A. C. Harris Bilbrew (March 12, 1891 – June 4, 1972) was an American poet, musician, composer, playwright, clubwoman, and radio personality known as Madame A. C. Bilbrew. She lived in South Los Angeles. In 1923, she became the first black soloist to sing on a Los Angeles radio program. She also hosted the city's first African-American radio music program, The Gold Hour, in the early 1940s. The A.C. Bilbrew branch of the LA County Library in Willowbrook was named in her honor.

==Early life==
A. C. Harris was from Tyler, Texas, the daughter of Rev. H.S. Harris. Her initials were her given name; she was named for two nuns whom her mother had liked. She attended Texas College in Tyler, and studied music at the University of Southern California.

==Career==
Bilbrew was active in many ways with performing arts in the African-American community of South Los Angeles. She played church organ, produced pageants and plays, gave dramatic readings, accompanied a jubilee quartet, and directed choirs. In 1923 she became the first black soloist to sing on a Los Angeles radio program. In the 1930s she performed "pianologues" and led a musical sextet.

She was the host of the city's first African-American radio music program, The Gold Hour, broadcast on KGFJ from 1940 to 1942, and was also the announcer on The Bronze Hour, which she produced with Gilbert W. Lindsay. Her on-air guests included California governor Culbert Olson in 1942. She also performed on a tour of the eastern United States in the 1940s. She was a popular speaker in church and women's groups into the late 1960s, and was known as "Madame Bilbrew" in the community.

===Poet and songwriter===
Bilbrew wrote poems and songs, including the wartime poem "The Black Boys in Khaki" (1919), and songs "Black Boys of Uncle Sam" (1918), and "Let's Go, Americans" (1942). She wrote "This is Freedom Day", an anthem for National Freedom Day. In 1955, her choral composition, "The Death of Emmett Till", was performed by Scatman Crothers and the Ramparts and released as a single, with a percentage of the royalties benefiting the NAACP. "I feel strongly that this American folk song will live on and serve a purpose," Bilbrew commented at the time.
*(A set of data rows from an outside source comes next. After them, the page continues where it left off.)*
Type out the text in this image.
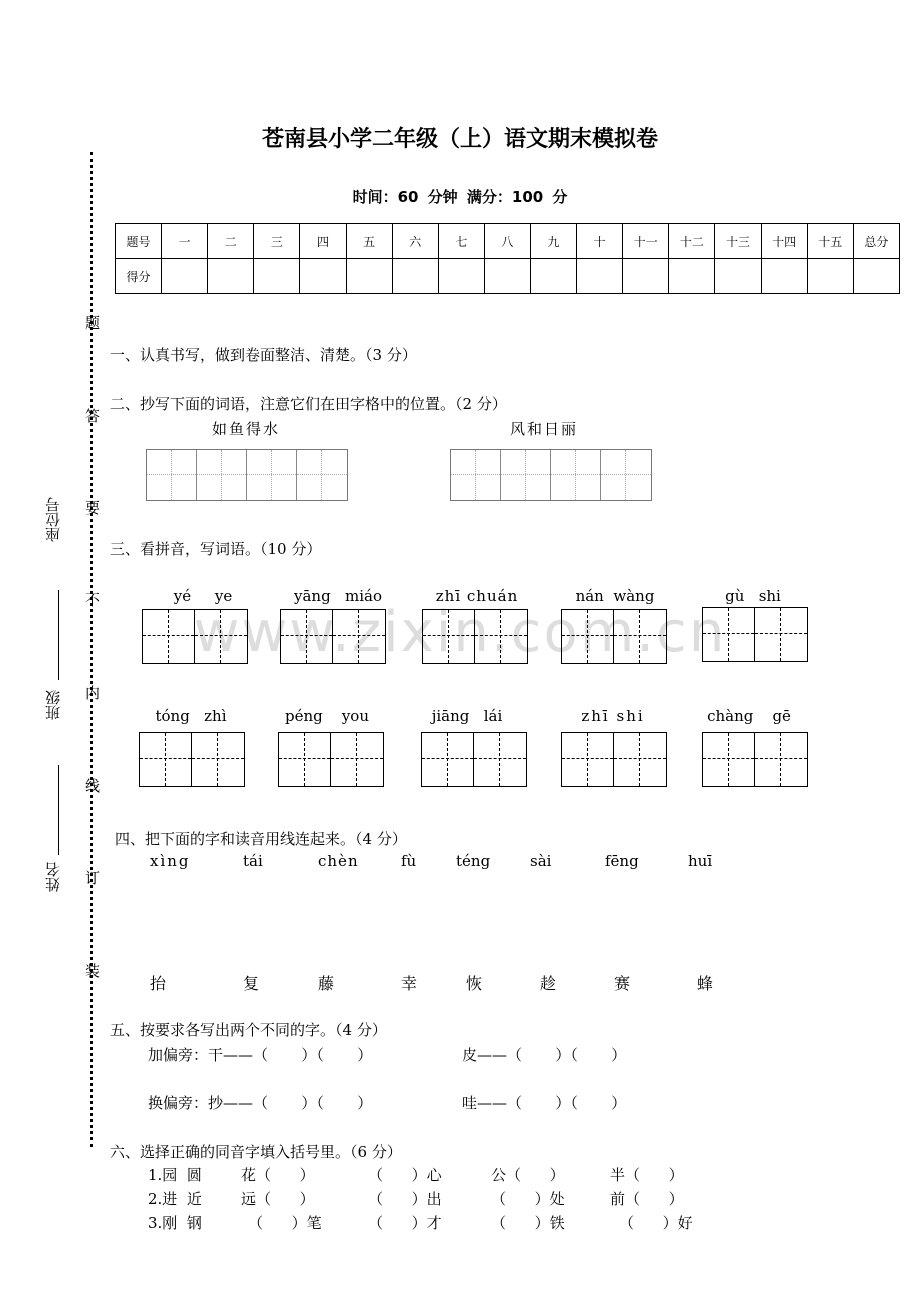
www.zixin.com.cn
苍南县小学二年级（上）语文期末模拟卷
时间：60 分钟 满分：100 分
题号	一	二	三	四	五	六	七	八	九	十	十一	十二	十三	十四	十五	总分
得分																
题
答
要
不
内
线
订
装
座位号
班级
姓名
一、认真书写，做到卷面整洁、清楚。（3 分）
二、抄写下面的词语，注意它们在田字格中的位置。（2 分）
如鱼得水	风和日丽
三、看拼音，写词语。（10 分）
yé ye	yāng miáo	zhī chuán	nán wàng	gù shi
tóng zhì	péng you	jiāng lái	zhī shi	chàng gē
四、把下面的字和读音用线连起来。（4 分）
xìng	tái	chèn	fù	téng	sài	fēng	huī
抬	复	藤	幸	恢	趁	赛	蜂
五、按要求各写出两个不同的字。（4 分）
加偏旁：干——（       ）（       ）	皮——（       ）（       ）
换偏旁：抄——（       ）（       ）	哇——（       ）（       ）
六、选择正确的同音字填入括号里。（6 分）
1.园  圆	花（      ）	（      ）心	公（      ）	半（      ）
2.进  近	远（      ）	（      ）出	（      ）处	前（      ）
3.刚  钢	（      ）笔	（      ）才	（      ）铁	（      ）好
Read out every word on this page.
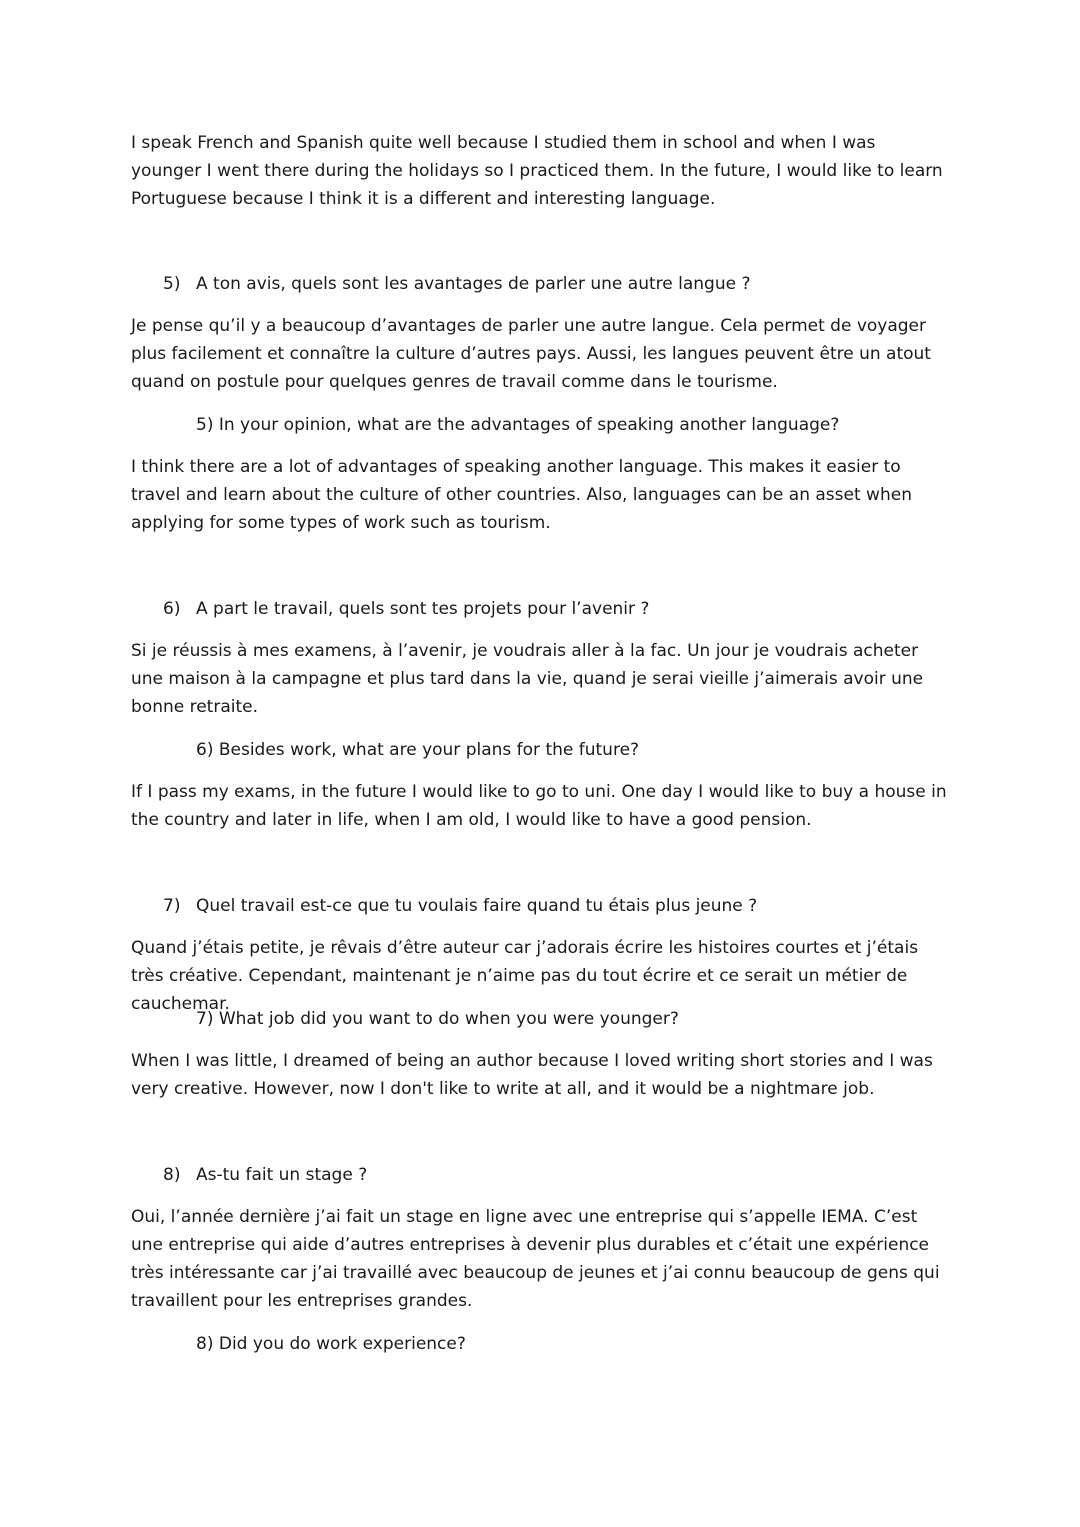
I speak French and Spanish quite well because I studied them in school and when I was younger I went there during the holidays so I practiced them. In the future, I would like to learn Portuguese because I think it is a different and interesting language.

5) A ton avis, quels sont les avantages de parler une autre langue ?

Je pense qu’il y a beaucoup d’avantages de parler une autre langue. Cela permet de voyager plus facilement et connaître la culture d’autres pays. Aussi, les langues peuvent être un atout quand on postule pour quelques genres de travail comme dans le tourisme.

5) In your opinion, what are the advantages of speaking another language?

I think there are a lot of advantages of speaking another language. This makes it easier to travel and learn about the culture of other countries. Also, languages can be an asset when applying for some types of work such as tourism.

6) A part le travail, quels sont tes projets pour l’avenir ?

Si je réussis à mes examens, à l’avenir, je voudrais aller à la fac. Un jour je voudrais acheter une maison à la campagne et plus tard dans la vie, quand je serai vieille j’aimerais avoir une bonne retraite.

6) Besides work, what are your plans for the future?

If I pass my exams, in the future I would like to go to uni. One day I would like to buy a house in the country and later in life, when I am old, I would like to have a good pension.

7) Quel travail est-ce que tu voulais faire quand tu étais plus jeune ?

Quand j’étais petite, je rêvais d’être auteur car j’adorais écrire les histoires courtes et j’étais très créative. Cependant, maintenant je n’aime pas du tout écrire et ce serait un métier de cauchemar.

7) What job did you want to do when you were younger?

When I was little, I dreamed of being an author because I loved writing short stories and I was very creative. However, now I don't like to write at all, and it would be a nightmare job.

8) As-tu fait un stage ?

Oui, l’année dernière j’ai fait un stage en ligne avec une entreprise qui s’appelle IEMA. C’est une entreprise qui aide d’autres entreprises à devenir plus durables et c’était une expérience très intéressante car j’ai travaillé avec beaucoup de jeunes et j’ai connu beaucoup de gens qui travaillent pour les entreprises grandes.

8) Did you do work experience?
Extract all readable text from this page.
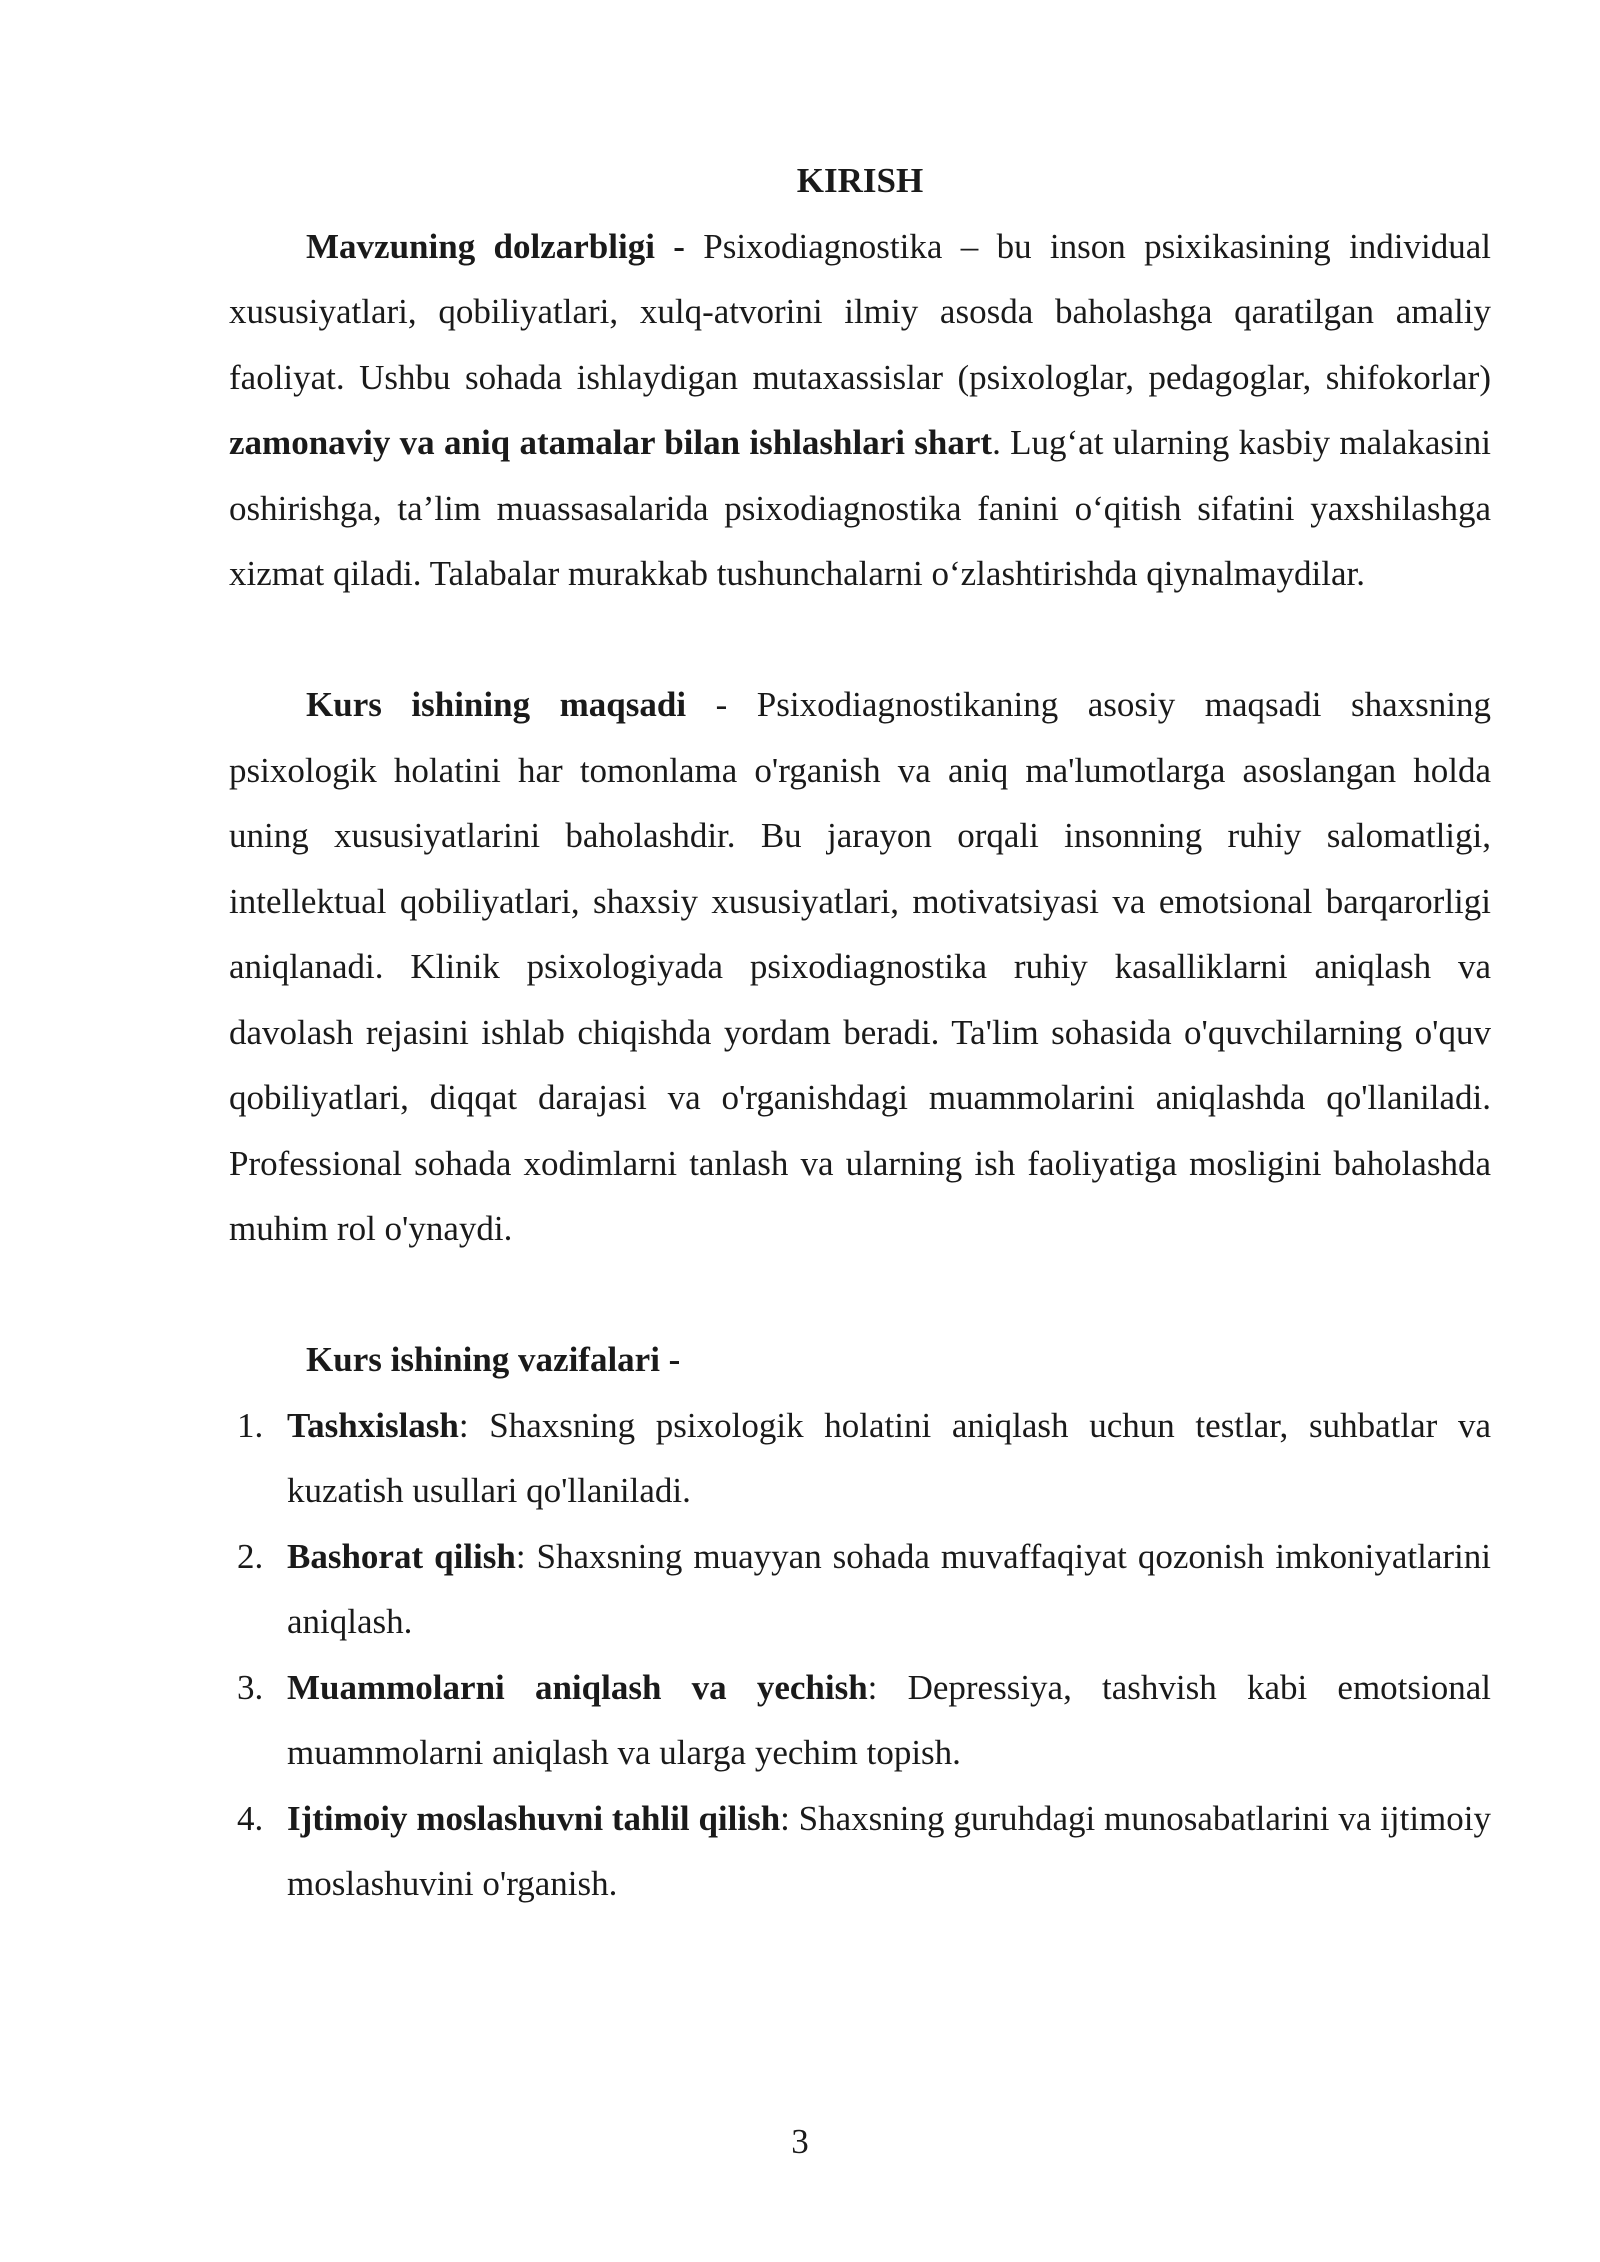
KIRISH

Mavzuning dolzarbligi - Psixodiagnostika – bu inson psixikasining individual xususiyatlari, qobiliyatlari, xulq-atvorini ilmiy asosda baholashga qaratilgan amaliy faoliyat. Ushbu sohada ishlaydigan mutaxassislar (psixologlar, pedagoglar, shifokorlar) zamonaviy va aniq atamalar bilan ishlashlari shart. Lug‘at ularning kasbiy malakasini oshirishga, ta’lim muassasalarida psixodiagnostika fanini o‘qitish sifatini yaxshilashga xizmat qiladi. Talabalar murakkab tushunchalarni o‘zlashtirishda qiynalmaydilar.

Kurs ishining maqsadi - Psixodiagnostikaning asosiy maqsadi shaxsning psixologik holatini har tomonlama o'rganish va aniq ma'lumotlarga asoslangan holda uning xususiyatlarini baholashdir. Bu jarayon orqali insonning ruhiy salomatligi, intellektual qobiliyatlari, shaxsiy xususiyatlari, motivatsiyasi va emotsional barqarorligi aniqlanadi. Klinik psixologiyada psixodiagnostika ruhiy kasalliklarni aniqlash va davolash rejasini ishlab chiqishda yordam beradi. Ta'lim sohasida o'quvchilarning o'quv qobiliyatlari, diqqat darajasi va o'rganishdagi muammolarini aniqlashda qo'llaniladi. Professional sohada xodimlarni tanlash va ularning ish faoliyatiga mosligini baholashda muhim rol o'ynaydi.

Kurs ishining vazifalari -

1. Tashxislash: Shaxsning psixologik holatini aniqlash uchun testlar, suhbatlar va kuzatish usullari qo'llaniladi.
2. Bashorat qilish: Shaxsning muayyan sohada muvaffaqiyat qozonish imkoniyatlarini aniqlash.
3. Muammolarni aniqlash va yechish: Depressiya, tashvish kabi emotsional muammolarni aniqlash va ularga yechim topish.
4. Ijtimoiy moslashuvni tahlil qilish: Shaxsning guruhdagi munosabatlarini va ijtimoiy moslashuvini o'rganish.
3
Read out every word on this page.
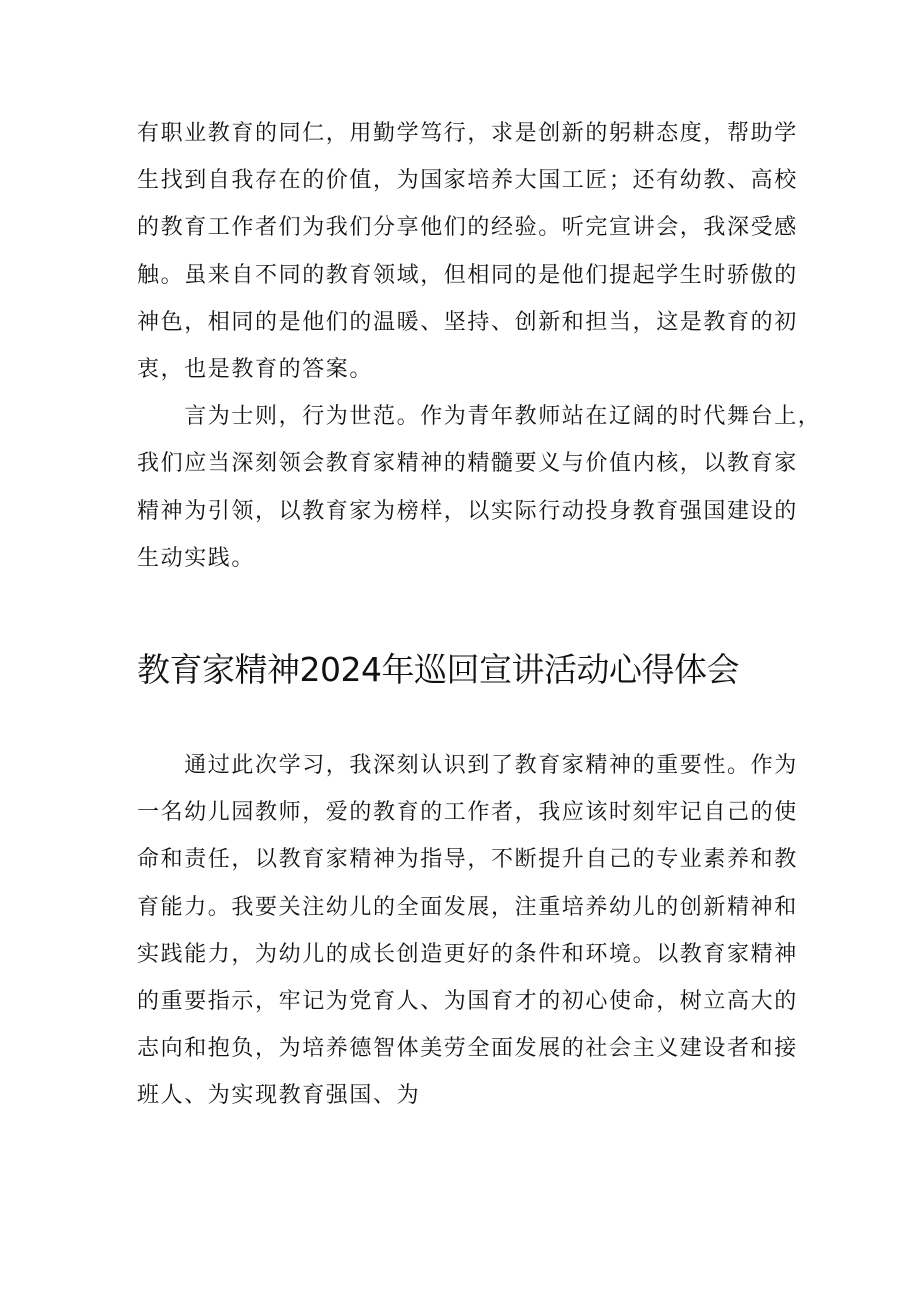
有职业教育的同仁，用勤学笃行，求是创新的躬耕态度，帮助学
生找到自我存在的价值，为国家培养大国工匠；还有幼教、高校
的教育工作者们为我们分享他们的经验。听完宣讲会，我深受感
触。虽来自不同的教育领域，但相同的是他们提起学生时骄傲的
神色，相同的是他们的温暖、坚持、创新和担当，这是教育的初
衷，也是教育的答案。
　　言为士则，行为世范。作为青年教师站在辽阔的时代舞台上，
我们应当深刻领会教育家精神的精髓要义与价值内核，以教育家
精神为引领，以教育家为榜样，以实际行动投身教育强国建设的
生动实践。
教育家精神2024年巡回宣讲活动心得体会
　　通过此次学习，我深刻认识到了教育家精神的重要性。作为
一名幼儿园教师，爱的教育的工作者，我应该时刻牢记自己的使
命和责任，以教育家精神为指导，不断提升自己的专业素养和教
育能力。我要关注幼儿的全面发展，注重培养幼儿的创新精神和
实践能力，为幼儿的成长创造更好的条件和环境。以教育家精神
的重要指示，牢记为党育人、为国育才的初心使命，树立高大的
志向和抱负，为培养德智体美劳全面发展的社会主义建设者和接
班人、为实现教育强国、为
One of her last songs was a peace anthem, "Let's Lay the Weapons Down and Join Hands" (1969).

===Film===
Bilbrew was also involved in several films. She was the musical arranger and director for the choir that appeared as cotton pickers singing spirituals in the Stepin Fetchit film Hearts in Dixie (1929), considered one of the first talking pictures with an all-black cast. She appeared as "Tante Caleen" in the film The Foxes of Harrow in 1947.

===Politics===
Bilbrew campaigned for Kenneth Hahn for Los Angeles County supervisor in 1952. In 1958, she was named director of a new Republican campaign office opened in South Los Angeles. She was later described by Hahn as the "first Negro woman to sing on radio in Los Angeles, pioneering the opportunity for young people to get into music, stage, radio and television." In 1960, she attended the International Women's Day Jubilee in Copenhagen, part of the 22-member delegation from the United States. By 1962, she was on the advisory board of the Independent Voters League of California. In 1963, she founded the Opportunity Workshop, a community arts, education, and empowerment program in south Los Angeles.

==Personal life and legacy==
A.C. Harris married Ralph Bilbrew, a fellow performer. They had three daughters: Roberta, Kitty Jean, and Maudie Jeannette; all three daughters had musical careers. Kitty Bilbrew was later known as jazz singer Kitty White (1923-2009). A.C. Bilbrew died in 1972, aged 84 years.

The A. C. Bilbrew branch of the LA County Library, in Willowbrook, was named after her in 1974. It was designed by black architect Vincent J. Proby. This branch houses the African American Resource Center.